Maurice Bernard Sendak ( June 10, 1928 – May 8, 2012) was an American illustrator and writer of children’s books. He became widely known for his book Where the Wild Things Are, first published in 1963. Born to Jewish-Polish parents, his childhood was affected by the death of many of his family members during the Holocaust. Besides Where the Wild Things Are, Sendak also wrote works such as In the Night Kitchen, Outside Over There, and illustrated many works by other authors including the Little Bear books by Else Holmelund Minarik.
Sendak gained international acclaim after writing and illustrating Where the Wild Things Are, edited by Ursula Nordstrom at Harper & Row. It features Max, a boy who “rages against his mother for being sent to bed without any supper”. The book’s depictions of fanged monsters concerned some parents when it was first published, as his characters were somewhat grotesque in appearance. Before Where the Wild Things Are, Sendak was best known for illustrating Else Holmelund Minarik’s Little Bear series of books.
Sendak mentioned in a September 2008 article in The New York Times that he was gay and had lived with his partner, psychoanalyst Eugene Glynn, for 50 years before Glynn’s death in May 2007. Revealing that he never told his parents, he said, “All I wanted was to be straight so my parents could be happy. They never, never, never knew.” Sendak’s relationship with Glynn had been mentioned by other writers before (e.g., Tony Kushner in 2003) and Glynn’s 2007 death notice had identified Sendak as his “partner of fifty years”.After his partner’s death, Sendak donated $1 million to the Jewish Board of Family and Children’s Services in memory of Glynn who had treated young people there. The gift will name a clinic for Glynn.
Sendak was an atheist. In a 2011 interview, he stated that he did not believe in God and explained that he felt that religion, and belief in God, “must have made life much easier [for some religious friends of his]. It’s harder for us non-believers.”
Sendak died on May 8, 2012, at age 83, in Danbury, Connecticut, at Danbury Hospital, from complications of a stroke, less than a month before his 84th birthday.

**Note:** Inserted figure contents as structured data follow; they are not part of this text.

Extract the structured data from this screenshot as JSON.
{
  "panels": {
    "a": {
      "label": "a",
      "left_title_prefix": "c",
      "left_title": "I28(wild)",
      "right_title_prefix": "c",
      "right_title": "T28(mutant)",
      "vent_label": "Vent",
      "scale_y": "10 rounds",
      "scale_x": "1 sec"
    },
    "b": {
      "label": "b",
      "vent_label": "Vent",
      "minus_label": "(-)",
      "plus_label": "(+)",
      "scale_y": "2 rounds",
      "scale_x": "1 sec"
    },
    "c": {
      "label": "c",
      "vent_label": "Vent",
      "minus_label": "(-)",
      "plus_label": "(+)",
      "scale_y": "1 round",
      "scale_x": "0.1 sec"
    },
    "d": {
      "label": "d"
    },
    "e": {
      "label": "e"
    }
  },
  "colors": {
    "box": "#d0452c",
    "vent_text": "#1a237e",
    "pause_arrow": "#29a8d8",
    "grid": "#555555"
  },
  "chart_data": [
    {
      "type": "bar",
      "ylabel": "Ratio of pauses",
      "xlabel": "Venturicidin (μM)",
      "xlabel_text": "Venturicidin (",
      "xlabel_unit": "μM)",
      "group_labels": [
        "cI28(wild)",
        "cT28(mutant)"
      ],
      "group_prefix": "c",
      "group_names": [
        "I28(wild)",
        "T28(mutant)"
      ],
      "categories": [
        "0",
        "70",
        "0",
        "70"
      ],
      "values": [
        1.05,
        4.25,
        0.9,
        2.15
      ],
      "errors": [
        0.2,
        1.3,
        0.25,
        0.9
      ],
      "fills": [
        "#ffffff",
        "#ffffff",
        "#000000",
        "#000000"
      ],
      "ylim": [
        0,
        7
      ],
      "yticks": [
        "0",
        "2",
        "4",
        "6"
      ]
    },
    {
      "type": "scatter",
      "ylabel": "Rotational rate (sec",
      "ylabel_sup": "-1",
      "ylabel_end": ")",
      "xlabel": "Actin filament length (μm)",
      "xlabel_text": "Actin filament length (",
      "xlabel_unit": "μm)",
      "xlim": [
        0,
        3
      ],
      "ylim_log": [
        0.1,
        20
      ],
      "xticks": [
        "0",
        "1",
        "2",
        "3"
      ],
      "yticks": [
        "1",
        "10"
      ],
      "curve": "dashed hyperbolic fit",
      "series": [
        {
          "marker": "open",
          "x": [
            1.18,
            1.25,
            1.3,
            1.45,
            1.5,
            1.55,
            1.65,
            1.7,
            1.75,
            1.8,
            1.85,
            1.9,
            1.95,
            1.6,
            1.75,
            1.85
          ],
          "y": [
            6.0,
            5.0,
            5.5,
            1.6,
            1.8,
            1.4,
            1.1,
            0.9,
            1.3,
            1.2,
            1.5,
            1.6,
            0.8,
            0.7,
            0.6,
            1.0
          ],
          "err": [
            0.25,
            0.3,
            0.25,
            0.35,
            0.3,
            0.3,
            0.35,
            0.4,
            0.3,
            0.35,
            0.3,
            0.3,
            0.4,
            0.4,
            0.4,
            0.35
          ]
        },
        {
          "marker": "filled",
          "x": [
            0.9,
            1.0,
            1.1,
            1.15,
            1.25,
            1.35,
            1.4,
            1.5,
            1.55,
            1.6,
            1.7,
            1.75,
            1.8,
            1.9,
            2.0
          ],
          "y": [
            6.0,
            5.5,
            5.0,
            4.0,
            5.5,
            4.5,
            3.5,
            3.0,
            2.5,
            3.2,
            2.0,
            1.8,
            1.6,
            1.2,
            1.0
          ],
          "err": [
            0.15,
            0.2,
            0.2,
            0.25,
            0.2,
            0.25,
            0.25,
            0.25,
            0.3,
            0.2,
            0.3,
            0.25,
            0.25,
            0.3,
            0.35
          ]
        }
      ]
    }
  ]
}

His remains were cremated.
The New York Times obituary called Sendak “the most important children’s book artist of the 20th century.” Author Neil Gaiman remarked, “He was unique, grumpy, brilliant, wise, magical and made the world better by creating art in it.” Author R. L. Stine called Sendak’s death “a sad day in children’s books and for the world.”
Comedian Stephen Colbert, who interviewed Sendak in one of his last public appearances on his TV program The Colbert Report, said of the author: “We are all honored to have been briefly invited into his world.” Sendak’s appearance on a January 2012 episode of The Colbert Report saw him teach Colbert how to illustrate and provide a book blurb for Colbert’s own children’s book, I Am a Pole (And So Can You!), and the day that Sendak died was also the book’s official release date.
The 2012 season of Pacific Northwest Ballet’s The Nutcracker, for which Sendak designed the set, was dedicated to his memory.
On May 12, 2012, Nick Jr. hosted a 2-hour Little Bear marathon in his memory. The writer of the series Else Holmelund Minarik would die herself only two months later on July 12, 2012, at the age of 91.
His final book, Bumble-Ardy, was published eight months before his death. A posthumous picture book, titled My Brother’s Book, was published in February 2013.
The film Her was dedicated in memory of him and Where the Wild Things Are co-star James Gandolfini. The film was directed by Spike Jonze, who also directed the motion picture adaptation of Where the Wild Things Are.